“We have delivered a great evening… and our team sucks.” – Paul Stanley
What’s become really interesting about the inaugural season of 4th and Loud, a reality show I like quite a lot (and perhaps add a few more points out of 10 than I should purely out of my love for the game of football) is just how bad the LA Kiss are during their own debut season as a franchise.
Here’s the thing: all expansion franchises are terrible at first, especially during their first season or two and often for many years. It makes perfect sense: expansion franchises are typically dealt scraps in the form of a expansion draft, and pair that together with a new coaching staff, a new system, new facilities, and players for the most part who have never played with one another before.
So it’s especially juicy that LA Kiss co-owners Brett Bouchy and Doc McGhee and president Schuyler Hoversten are so wildly unrealistic about the prospects of their brand new team winning the Arena Football championship in their very season. It makes for a delicious combination of reality show tension meets real life you-almost-can’t-make-this-stuff-up comedy.

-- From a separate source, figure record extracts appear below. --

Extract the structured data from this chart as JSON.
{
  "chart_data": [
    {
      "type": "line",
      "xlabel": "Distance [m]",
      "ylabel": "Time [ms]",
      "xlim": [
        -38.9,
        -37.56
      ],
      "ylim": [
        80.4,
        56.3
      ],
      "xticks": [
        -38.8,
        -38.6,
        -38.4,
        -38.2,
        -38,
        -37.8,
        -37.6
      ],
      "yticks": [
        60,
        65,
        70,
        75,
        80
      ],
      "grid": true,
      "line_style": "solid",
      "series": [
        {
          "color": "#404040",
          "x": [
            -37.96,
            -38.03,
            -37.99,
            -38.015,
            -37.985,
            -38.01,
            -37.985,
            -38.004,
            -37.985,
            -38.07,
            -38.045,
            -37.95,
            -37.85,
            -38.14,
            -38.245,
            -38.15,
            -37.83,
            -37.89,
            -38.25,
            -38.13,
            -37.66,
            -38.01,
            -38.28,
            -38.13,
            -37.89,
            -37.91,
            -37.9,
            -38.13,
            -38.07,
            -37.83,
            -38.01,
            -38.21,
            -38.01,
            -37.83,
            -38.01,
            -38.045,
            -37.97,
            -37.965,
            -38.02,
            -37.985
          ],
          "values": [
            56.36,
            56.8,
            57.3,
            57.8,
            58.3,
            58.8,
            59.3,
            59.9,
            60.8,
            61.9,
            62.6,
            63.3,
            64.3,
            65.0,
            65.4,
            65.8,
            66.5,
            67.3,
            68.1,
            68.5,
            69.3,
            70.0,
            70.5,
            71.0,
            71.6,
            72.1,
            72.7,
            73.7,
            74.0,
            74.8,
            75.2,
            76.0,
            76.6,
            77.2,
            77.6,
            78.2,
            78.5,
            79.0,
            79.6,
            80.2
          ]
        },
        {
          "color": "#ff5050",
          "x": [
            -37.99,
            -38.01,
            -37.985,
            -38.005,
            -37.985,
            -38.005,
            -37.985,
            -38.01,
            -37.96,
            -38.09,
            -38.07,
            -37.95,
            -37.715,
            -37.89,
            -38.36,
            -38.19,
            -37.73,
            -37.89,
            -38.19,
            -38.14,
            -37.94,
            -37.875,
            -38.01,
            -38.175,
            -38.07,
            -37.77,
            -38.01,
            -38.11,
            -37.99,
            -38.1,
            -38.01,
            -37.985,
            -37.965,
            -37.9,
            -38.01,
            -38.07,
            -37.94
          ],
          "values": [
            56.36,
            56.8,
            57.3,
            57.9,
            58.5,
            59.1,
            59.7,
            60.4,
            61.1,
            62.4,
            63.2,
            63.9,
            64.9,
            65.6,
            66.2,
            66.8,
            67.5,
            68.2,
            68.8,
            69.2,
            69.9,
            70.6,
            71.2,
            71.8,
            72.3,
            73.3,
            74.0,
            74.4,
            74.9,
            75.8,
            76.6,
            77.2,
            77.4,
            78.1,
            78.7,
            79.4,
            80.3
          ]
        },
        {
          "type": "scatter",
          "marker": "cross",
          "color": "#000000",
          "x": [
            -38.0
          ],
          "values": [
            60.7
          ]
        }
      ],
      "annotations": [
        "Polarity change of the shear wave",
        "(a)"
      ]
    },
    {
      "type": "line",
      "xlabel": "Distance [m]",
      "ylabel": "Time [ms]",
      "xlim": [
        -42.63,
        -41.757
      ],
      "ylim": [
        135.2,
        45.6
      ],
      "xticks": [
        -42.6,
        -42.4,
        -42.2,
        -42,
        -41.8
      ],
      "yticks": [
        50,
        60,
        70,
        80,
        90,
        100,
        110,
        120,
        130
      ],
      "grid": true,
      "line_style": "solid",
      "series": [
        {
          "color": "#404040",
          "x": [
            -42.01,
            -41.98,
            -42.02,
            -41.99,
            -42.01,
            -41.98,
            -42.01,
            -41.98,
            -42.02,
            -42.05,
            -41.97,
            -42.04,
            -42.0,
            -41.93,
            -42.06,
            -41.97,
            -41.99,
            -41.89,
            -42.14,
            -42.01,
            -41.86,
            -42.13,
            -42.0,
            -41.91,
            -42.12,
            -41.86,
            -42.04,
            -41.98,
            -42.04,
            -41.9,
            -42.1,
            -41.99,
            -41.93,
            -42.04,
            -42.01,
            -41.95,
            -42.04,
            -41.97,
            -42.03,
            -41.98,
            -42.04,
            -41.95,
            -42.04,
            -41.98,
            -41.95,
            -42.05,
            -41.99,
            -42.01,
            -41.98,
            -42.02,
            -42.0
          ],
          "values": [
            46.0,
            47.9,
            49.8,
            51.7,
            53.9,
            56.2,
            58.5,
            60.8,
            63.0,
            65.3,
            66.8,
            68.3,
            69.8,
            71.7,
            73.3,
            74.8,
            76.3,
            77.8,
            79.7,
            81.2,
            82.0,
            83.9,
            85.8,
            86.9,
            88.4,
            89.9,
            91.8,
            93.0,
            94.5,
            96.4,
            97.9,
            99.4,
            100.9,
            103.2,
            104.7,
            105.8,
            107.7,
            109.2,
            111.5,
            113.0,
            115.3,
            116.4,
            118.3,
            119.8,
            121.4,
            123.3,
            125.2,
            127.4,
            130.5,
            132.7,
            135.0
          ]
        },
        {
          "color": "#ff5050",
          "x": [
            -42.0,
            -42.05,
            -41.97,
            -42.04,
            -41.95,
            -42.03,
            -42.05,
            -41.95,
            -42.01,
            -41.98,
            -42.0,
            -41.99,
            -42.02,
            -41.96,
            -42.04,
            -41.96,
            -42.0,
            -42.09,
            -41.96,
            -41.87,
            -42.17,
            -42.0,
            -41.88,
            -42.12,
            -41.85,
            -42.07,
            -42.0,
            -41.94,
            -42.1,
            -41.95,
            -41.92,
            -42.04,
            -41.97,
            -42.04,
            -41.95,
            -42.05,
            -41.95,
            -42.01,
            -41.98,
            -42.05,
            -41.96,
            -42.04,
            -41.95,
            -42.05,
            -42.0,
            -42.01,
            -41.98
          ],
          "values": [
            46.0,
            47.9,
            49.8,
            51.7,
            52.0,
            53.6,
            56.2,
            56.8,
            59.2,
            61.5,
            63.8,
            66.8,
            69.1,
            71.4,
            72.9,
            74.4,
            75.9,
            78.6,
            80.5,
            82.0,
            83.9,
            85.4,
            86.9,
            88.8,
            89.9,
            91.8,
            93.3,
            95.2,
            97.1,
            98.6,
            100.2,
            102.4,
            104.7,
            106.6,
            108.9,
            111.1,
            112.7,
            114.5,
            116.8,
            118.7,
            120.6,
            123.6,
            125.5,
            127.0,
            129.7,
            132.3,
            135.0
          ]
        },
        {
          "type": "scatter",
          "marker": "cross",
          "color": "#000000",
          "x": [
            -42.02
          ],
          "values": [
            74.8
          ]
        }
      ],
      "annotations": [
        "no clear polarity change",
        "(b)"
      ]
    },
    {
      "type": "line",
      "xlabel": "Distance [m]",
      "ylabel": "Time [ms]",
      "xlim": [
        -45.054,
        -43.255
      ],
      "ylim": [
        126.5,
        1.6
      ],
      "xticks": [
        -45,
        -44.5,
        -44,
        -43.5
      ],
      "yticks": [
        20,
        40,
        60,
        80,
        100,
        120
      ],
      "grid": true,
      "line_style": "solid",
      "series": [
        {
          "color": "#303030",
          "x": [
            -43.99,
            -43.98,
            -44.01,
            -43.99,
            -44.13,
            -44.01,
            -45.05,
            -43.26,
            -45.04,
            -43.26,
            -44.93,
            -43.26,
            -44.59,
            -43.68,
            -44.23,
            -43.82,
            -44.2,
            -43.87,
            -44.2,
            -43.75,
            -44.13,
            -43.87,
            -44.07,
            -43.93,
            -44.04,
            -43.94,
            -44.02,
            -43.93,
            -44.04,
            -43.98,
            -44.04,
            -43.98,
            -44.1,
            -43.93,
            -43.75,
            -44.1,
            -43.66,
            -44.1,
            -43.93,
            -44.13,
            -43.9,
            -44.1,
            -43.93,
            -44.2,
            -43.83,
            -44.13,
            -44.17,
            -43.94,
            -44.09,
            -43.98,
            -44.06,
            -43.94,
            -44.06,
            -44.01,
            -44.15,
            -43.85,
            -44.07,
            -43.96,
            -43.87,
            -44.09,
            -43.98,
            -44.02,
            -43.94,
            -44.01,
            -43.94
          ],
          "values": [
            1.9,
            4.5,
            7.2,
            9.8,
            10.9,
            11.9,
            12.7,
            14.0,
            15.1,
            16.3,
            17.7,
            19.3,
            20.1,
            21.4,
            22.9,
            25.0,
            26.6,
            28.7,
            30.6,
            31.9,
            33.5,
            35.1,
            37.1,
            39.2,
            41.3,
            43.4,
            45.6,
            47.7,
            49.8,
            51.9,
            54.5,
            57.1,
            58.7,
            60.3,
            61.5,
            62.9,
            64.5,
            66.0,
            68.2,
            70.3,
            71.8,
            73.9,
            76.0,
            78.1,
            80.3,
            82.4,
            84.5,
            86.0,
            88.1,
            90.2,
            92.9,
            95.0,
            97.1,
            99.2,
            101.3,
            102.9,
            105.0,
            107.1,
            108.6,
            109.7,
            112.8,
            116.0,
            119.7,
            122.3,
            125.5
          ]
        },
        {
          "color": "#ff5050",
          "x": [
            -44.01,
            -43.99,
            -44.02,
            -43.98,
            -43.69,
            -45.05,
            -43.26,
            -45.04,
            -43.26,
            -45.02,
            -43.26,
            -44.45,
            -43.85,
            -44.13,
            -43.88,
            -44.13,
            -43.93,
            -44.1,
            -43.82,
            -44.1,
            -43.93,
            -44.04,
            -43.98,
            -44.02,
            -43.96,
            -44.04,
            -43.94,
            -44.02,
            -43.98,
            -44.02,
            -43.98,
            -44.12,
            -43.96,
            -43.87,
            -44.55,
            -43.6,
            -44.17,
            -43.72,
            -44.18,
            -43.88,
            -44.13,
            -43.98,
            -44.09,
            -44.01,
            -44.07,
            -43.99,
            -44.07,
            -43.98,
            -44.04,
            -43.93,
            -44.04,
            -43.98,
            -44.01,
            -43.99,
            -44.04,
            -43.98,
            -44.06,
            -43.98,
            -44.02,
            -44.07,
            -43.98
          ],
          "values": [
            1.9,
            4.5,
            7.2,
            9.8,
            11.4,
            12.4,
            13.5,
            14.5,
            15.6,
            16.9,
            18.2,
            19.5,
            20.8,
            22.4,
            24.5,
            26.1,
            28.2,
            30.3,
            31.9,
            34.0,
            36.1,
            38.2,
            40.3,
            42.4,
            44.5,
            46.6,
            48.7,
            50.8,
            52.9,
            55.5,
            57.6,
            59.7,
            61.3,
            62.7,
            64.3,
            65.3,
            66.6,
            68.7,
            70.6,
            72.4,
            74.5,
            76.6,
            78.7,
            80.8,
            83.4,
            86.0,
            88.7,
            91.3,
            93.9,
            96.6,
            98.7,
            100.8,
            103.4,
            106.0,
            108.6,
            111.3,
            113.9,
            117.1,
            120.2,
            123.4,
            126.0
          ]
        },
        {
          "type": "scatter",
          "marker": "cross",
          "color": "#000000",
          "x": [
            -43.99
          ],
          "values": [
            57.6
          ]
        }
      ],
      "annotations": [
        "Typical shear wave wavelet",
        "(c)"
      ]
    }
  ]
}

Note that I’m not calling out the far more famous LA Kiss co-owners (and they who loan their legendary band/brand to the team mascot), Gene Simmons and Paul Stanley, in this regard. I actually have been impressed with their interest and involvement with the team, and their little pep talk to a reeling team during “Changing of the Guard” was admirable. Head Coach Bob McMillen’s grumbling during said speech, on the other hand, was not.
As the squad is in the midst of a huge losing streak, veteran quarterback J.J. Raterink is booted in favor of super veteran (read = old) quarterback Aaron Garcia. Though as soon as he gets in the door, Bouchy and company immediately talk him up as a future offensive or head coach. Which implies that firing Raterink (who played very well in his final game with the Kiss) was a panic move more than anything else.
Now, a quick aside about Paul Stanley: every time he appears on camera, I’m struck by how professional and thoughtful the guy is (and you can’t help but recognize with Stanley and Simmons both: Kiss becoming one of the biggest bands in the world was no pure accident from a business and marketing perspective). But I’m also struck by the hilarious Dana Gould’s recent depiction of Stanley hanging out with a young relative at a Color Me Mine in Los Angeles, as told on The Adam Carolla Show podcast. It’s a loving and warm satire, but deeply funny and rather spot on with relation to Stanley’s vocal stylings.
A perfect segue and another aside (and why not?) to another Adam Carolla anecdote. The LA Kiss management brain trust at one point suggests giving away bobble heads as a ploy to bring in more fans to the stadium (and keep in mind this is on top of the go go dancers, shock and awe pyrotechnics, rock n’ roll aesthetic, and extreme sports performers that LA Kiss home games hurls at spectators). Gene Simmons, channeling the Ace Man in a nearly spine tingling way, retorts, “Do you really think bobble heads will bring in more fans?” Straight faced, a management executive replies, “Yes, I do.”
As the episode ends, Garcia drops his first game at quarterback as the LA Kiss tank to 2-7. Hopes of a first season championship are out the window, so if nothing else the first season of 4th and Loud is nowhere near the PR juggernaut for the team that the owners and management were hoping out its depiction on AMC.